FedML-AI / FedML

FEDML - The unified and scalable ML library for large-scale distributed training, model serving, and federated learning. FEDML Launch, a cross-cloud scheduler, further enables running any AI jobs on any GPU cloud or on-premise cluster. Built on this library, TensorOpera AI (https://TensorOpera.ai) is your generative AI platform at scale.
https://TensorOpera.ai
Apache License 2.0
4.19k stars 786 forks source link

Error when running fedml.run_simulation() #2213

Closed DuanYuFi closed 3 months ago

DuanYuFi commented 4 months ago

Hi, I am trying to run the example and it seems an error with PyTorch in function convert_numpy_to_torch_data_format in fedml/ml/engine/ml_engine_adapter.py#L9.

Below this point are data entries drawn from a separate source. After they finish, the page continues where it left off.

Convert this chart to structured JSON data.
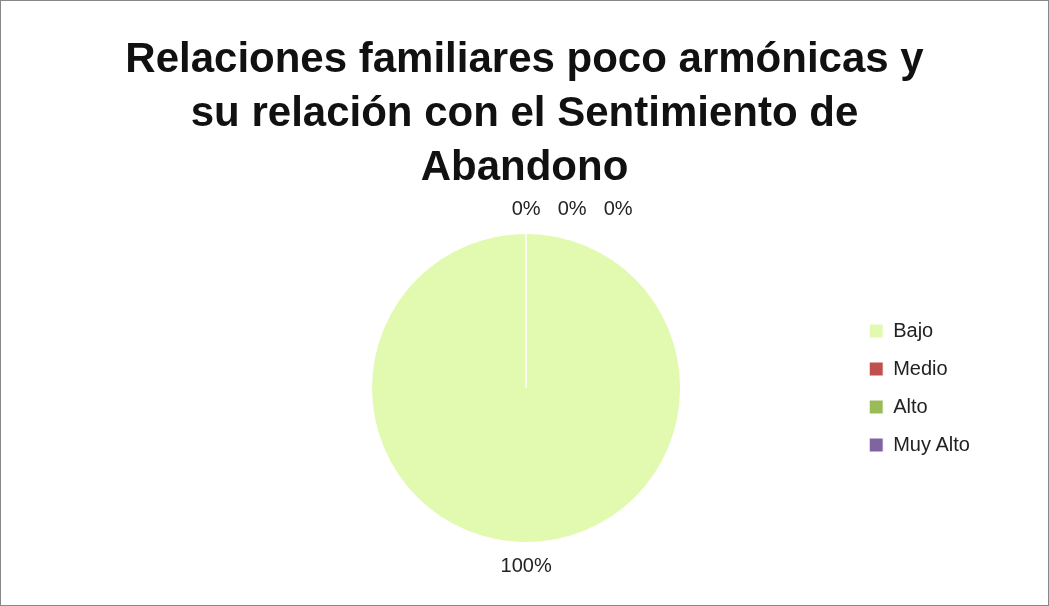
{
  "chart_data": {
    "type": "pie",
    "title": "Relaciones familiares poco armónicas y su relación con el Sentimiento de Abandono",
    "categories": [
      "Bajo",
      "Medio",
      "Alto",
      "Muy Alto"
    ],
    "values": [
      100,
      0,
      0,
      0
    ],
    "colors": [
      "#e2f9b0",
      "#c0504d",
      "#9bbb59",
      "#8064a2"
    ],
    "value_labels": [
      "100%",
      "0%",
      "0%",
      "0%"
    ],
    "legend": "right"
  }
}
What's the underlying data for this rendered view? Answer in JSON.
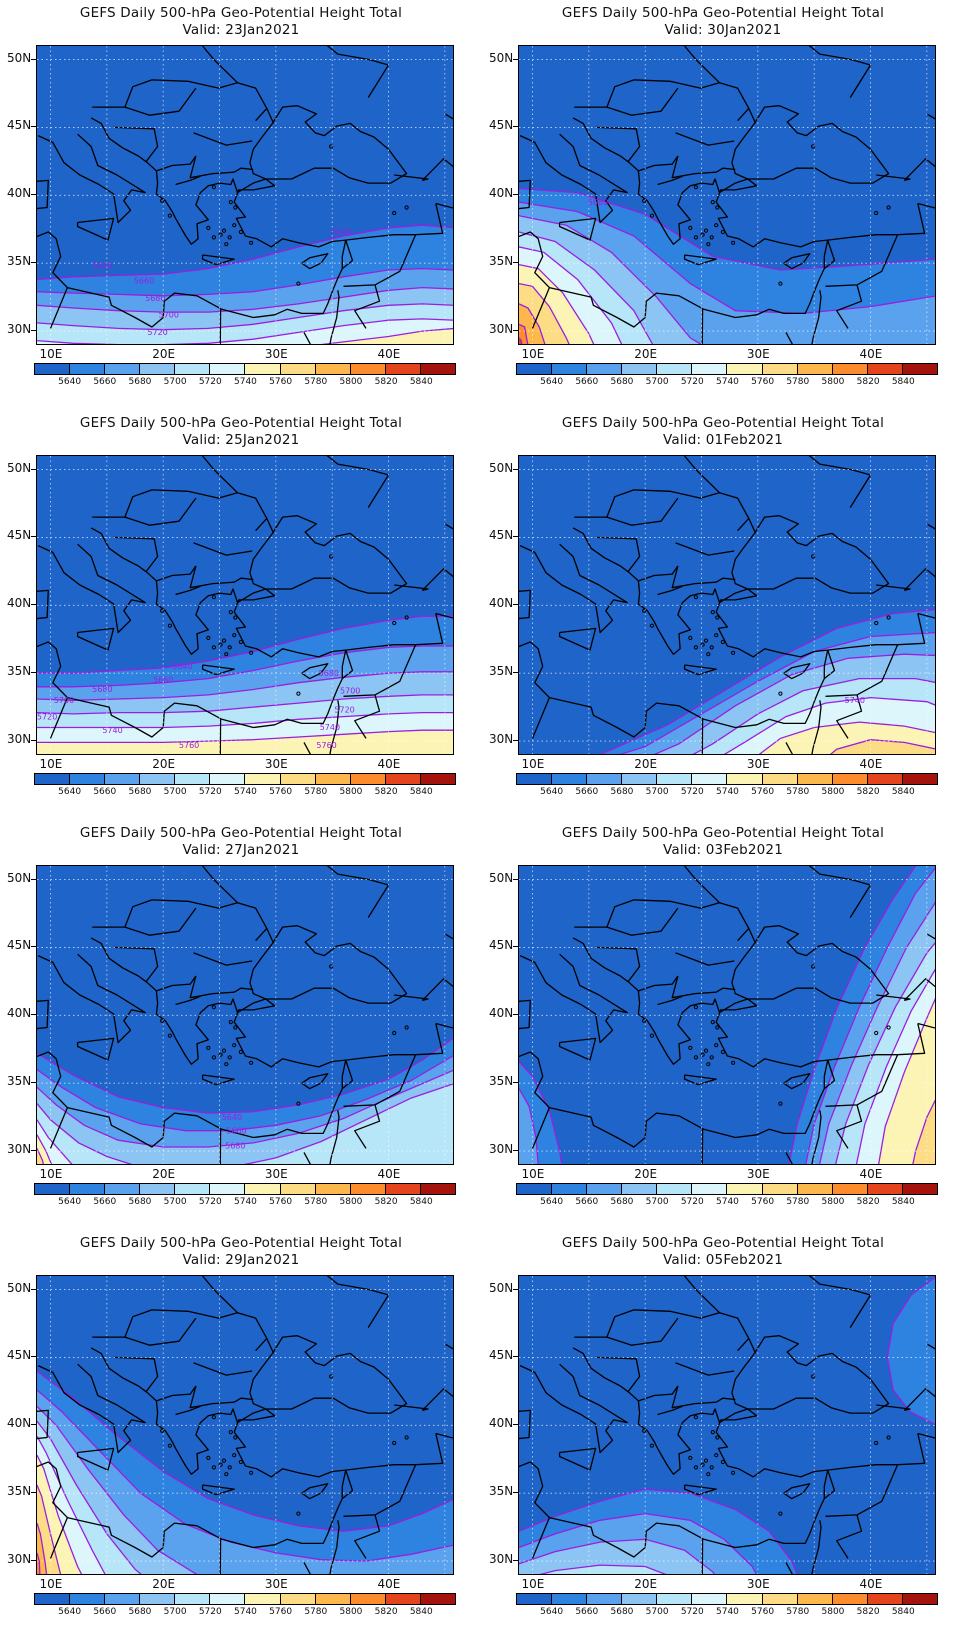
{
  "title_line1": "GEFS Daily 500-hPa Geo-Potential Height Total",
  "lat_labels": [
    "50N",
    "45N",
    "40N",
    "35N",
    "30N"
  ],
  "lon_labels": [
    "10E",
    "20E",
    "30E",
    "40E"
  ],
  "colorbar": {
    "labels": [
      "5640",
      "5660",
      "5680",
      "5700",
      "5720",
      "5740",
      "5760",
      "5780",
      "5800",
      "5820",
      "5840"
    ],
    "colors": [
      "#1f64c8",
      "#2e82e0",
      "#5ba2ee",
      "#8cc4f4",
      "#b6e6f8",
      "#dcf6fc",
      "#fcf4b4",
      "#fcdc84",
      "#fcb84c",
      "#fc8c2c",
      "#e4441c",
      "#a4140c"
    ]
  },
  "contour_color": "#9b1ee0",
  "panels": [
    {
      "valid": "Valid: 23Jan2021",
      "labels": [
        "5640",
        "5640",
        "5660",
        "5680",
        "5700",
        "5720"
      ]
    },
    {
      "valid": "Valid: 30Jan2021",
      "labels": [
        "5680"
      ]
    },
    {
      "valid": "Valid: 25Jan2021",
      "labels": [
        "5640",
        "5660",
        "5680",
        "5680",
        "5700",
        "5700",
        "5720",
        "5720",
        "5740",
        "5740",
        "5760",
        "5760"
      ]
    },
    {
      "valid": "Valid: 01Feb2021",
      "labels": [
        "5740"
      ]
    },
    {
      "valid": "Valid: 27Jan2021",
      "labels": [
        "5640",
        "5660",
        "5680"
      ]
    },
    {
      "valid": "Valid: 03Feb2021",
      "labels": []
    },
    {
      "valid": "Valid: 29Jan2021",
      "labels": []
    },
    {
      "valid": "Valid: 05Feb2021",
      "labels": []
    }
  ]
}
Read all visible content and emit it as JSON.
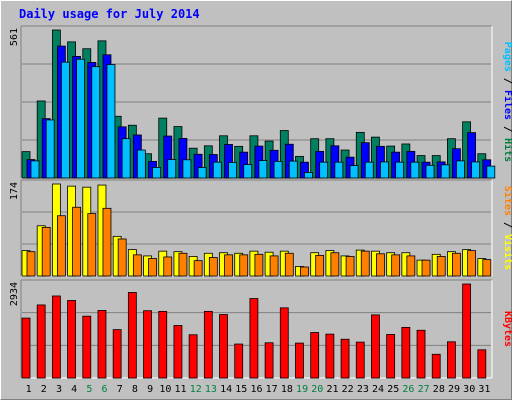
{
  "chart_data": {
    "type": "bar",
    "title": "Daily usage for July 2014",
    "categories": [
      "1",
      "2",
      "3",
      "4",
      "5",
      "6",
      "7",
      "8",
      "9",
      "10",
      "11",
      "12",
      "13",
      "14",
      "15",
      "16",
      "17",
      "18",
      "19",
      "20",
      "21",
      "22",
      "23",
      "24",
      "25",
      "26",
      "27",
      "28",
      "29",
      "30",
      "31"
    ],
    "weekend_days": [
      "5",
      "6",
      "12",
      "13",
      "19",
      "20",
      "26",
      "27"
    ],
    "right_label_upper": {
      "parts": [
        {
          "text": "Pages",
          "color": "#00c0ff"
        },
        {
          "text": " / ",
          "color": "#000000"
        },
        {
          "text": "Files",
          "color": "#0000ff"
        },
        {
          "text": " / ",
          "color": "#000000"
        },
        {
          "text": "Hits",
          "color": "#008040"
        }
      ]
    },
    "right_label_middle": {
      "parts": [
        {
          "text": "Sites",
          "color": "#ff8000"
        },
        {
          "text": " / ",
          "color": "#000000"
        },
        {
          "text": "Visits",
          "color": "#ffff00"
        }
      ]
    },
    "right_label_lower": {
      "parts": [
        {
          "text": "KBytes",
          "color": "#ff0000"
        }
      ]
    },
    "panels": [
      {
        "max_label": "561",
        "ylim": [
          0,
          561
        ],
        "series": [
          {
            "name": "Hits",
            "color": "#008060",
            "values": [
              100,
              292,
              561,
              516,
              490,
              520,
              234,
              200,
              92,
              227,
              195,
              113,
              122,
              160,
              120,
              160,
              140,
              180,
              82,
              149,
              149,
              106,
              173,
              155,
              121,
              129,
              85,
              85,
              149,
              213,
              92
            ]
          },
          {
            "name": "Files",
            "color": "#0000ff",
            "values": [
              70,
              225,
              500,
              461,
              438,
              467,
              194,
              163,
              63,
              159,
              150,
              90,
              89,
              127,
              98,
              121,
              105,
              128,
              60,
              101,
              122,
              79,
              134,
              120,
              98,
              101,
              60,
              61,
              111,
              172,
              69
            ]
          },
          {
            "name": "Pages",
            "color": "#00c0ff",
            "values": [
              65,
              220,
              439,
              450,
              422,
              430,
              149,
              106,
              40,
              70,
              69,
              40,
              60,
              59,
              51,
              66,
              63,
              64,
              21,
              60,
              60,
              47,
              60,
              61,
              60,
              60,
              48,
              50,
              65,
              61,
              45
            ]
          }
        ]
      },
      {
        "max_label": "174",
        "ylim": [
          0,
          174
        ],
        "series": [
          {
            "name": "Visits",
            "color": "#ffff00",
            "values": [
              48,
              95,
              174,
              170,
              168,
              172,
              75,
              50,
              38,
              47,
              46,
              37,
              43,
              44,
              43,
              47,
              45,
              47,
              18,
              44,
              48,
              38,
              49,
              47,
              44,
              44,
              30,
              41,
              46,
              50,
              33
            ]
          },
          {
            "name": "Sites",
            "color": "#ff8000",
            "values": [
              46,
              92,
              114,
              130,
              118,
              128,
              70,
              40,
              33,
              36,
              43,
              29,
              35,
              40,
              40,
              41,
              38,
              43,
              17,
              39,
              44,
              37,
              47,
              42,
              40,
              38,
              30,
              37,
              43,
              48,
              31
            ]
          }
        ]
      },
      {
        "max_label": "2934",
        "ylim": [
          0,
          2934
        ],
        "series": [
          {
            "name": "KBytes",
            "color": "#ff0000",
            "values": [
              1870,
              2280,
              2560,
              2420,
              1930,
              2110,
              1510,
              2670,
              2100,
              2080,
              1640,
              1350,
              2080,
              1980,
              1060,
              2480,
              1100,
              2190,
              1090,
              1420,
              1370,
              1210,
              1120,
              1970,
              1360,
              1580,
              1490,
              740,
              1130,
              2934,
              880
            ]
          }
        ]
      }
    ]
  }
}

(fedml) root@iZ2ze7drohj43seb1x4uc2Z:~/codes/FedML# python main.py --cf fedml_config.yaml 
[FedML-Client @device-id-0] [Wed, 17 Jul 2024 02:11:18.889220714] [INFO] [__init__.py:164:init] args.rank = 0, args.worker_num = 10
[FedML-Client @device-id-0] [Wed, 17 Jul 2024 02:11:18.889699697] [INFO] [ml_engine_adapter.py:147:get_torch_device] args = <fedml.arguments.Arguments object at 0x7f71b045a070>, using_gpu = False, device_id = 0, device_type = cpu
[FedML-Client @device-id-0] [Wed, 17 Jul 2024 02:11:18.889811515] [INFO] [device.py:49:get_device] device = cpu
[FedML-Client @device-id-0] [Wed, 17 Jul 2024 02:11:18.889888048] [INFO] [data_loader.py:21:download_mnist] ./data/mnist/MNIST.zip
[FedML-Client @device-id-0] [Wed, 17 Jul 2024 02:11:18.889940023] [INFO] [data_loader.py:264:load_synthetic_data] load_data. dataset_name = mnist
[FedML-Client @device-id-0] [Wed, 17 Jul 2024 02:11:41.326432704] [INFO] [data_loader.py:123:load_partition_data_mnist] loading data...
[FedML-Client @device-id-0] [Wed, 17 Jul 2024 02:11:41.328559875] [ERROR] [mlops_runtime_log.py:125:handle_exception] Uncaught exception
Traceback (most recent call last):
  File "/root/codes/FedML/main.py", line 4, in <module>
    fedml.run_simulation()
  File "/root/anaconda3/envs/fedml/lib/python3.9/site-packages/fedml/launch_simulation.py", line 22, in run_simulation
    dataset, output_dim = fedml.data.load(args)
  File "/root/anaconda3/envs/fedml/lib/python3.9/site-packages/fedml/data/data_loader.py", line 235, in load
    return load_synthetic_data(args)
  File "/root/anaconda3/envs/fedml/lib/python3.9/site-packages/fedml/data/data_loader.py", line 275, in load_synthetic_data
    ) = load_partition_data_mnist(
  File "/root/anaconda3/envs/fedml/lib/python3.9/site-packages/fedml/data/MNIST/data_loader.py", line 132, in load_partition_data_mnist
    train_batch = batch_data(args, train_data[u], batch_size)
  File "/root/anaconda3/envs/fedml/lib/python3.9/site-packages/fedml/data/MNIST/data_loader.py", line 96, in batch_data
    batched_x, batched_y = ml_engine_adapter.convert_numpy_to_ml_engine_data_format(args, batched_x, batched_y)
  File "/root/anaconda3/envs/fedml/lib/python3.9/site-packages/fedml/ml/engine/ml_engine_adapter.py", line 74, in convert_numpy_to_ml_engine_data_format
    return convert_numpy_to_torch_data_format(args, batched_x, batched_y)
  File "/root/anaconda3/envs/fedml/lib/python3.9/site-packages/fedml/ml/engine/ml_engine_adapter.py", line 16, in convert_numpy_to_torch_data_format
    batched_x = torch.from_numpy(np.asarray(batched_x)).float()  # LR_MINST or other
TypeError: expected np.ndarray (got numpy.ndarray)

It seems related with the version of numpy (my numpy is 1.26.4)? I tried the solutions here but they didn't work.

BTW, FedML cannot run with numpy 2.0 because at somewhere the code uses numpy.float_ which is removed in numpy 2.0.

DuanYuFi commented 3 months ago

Downgrade PyTorch to 2.0.1 and it solved.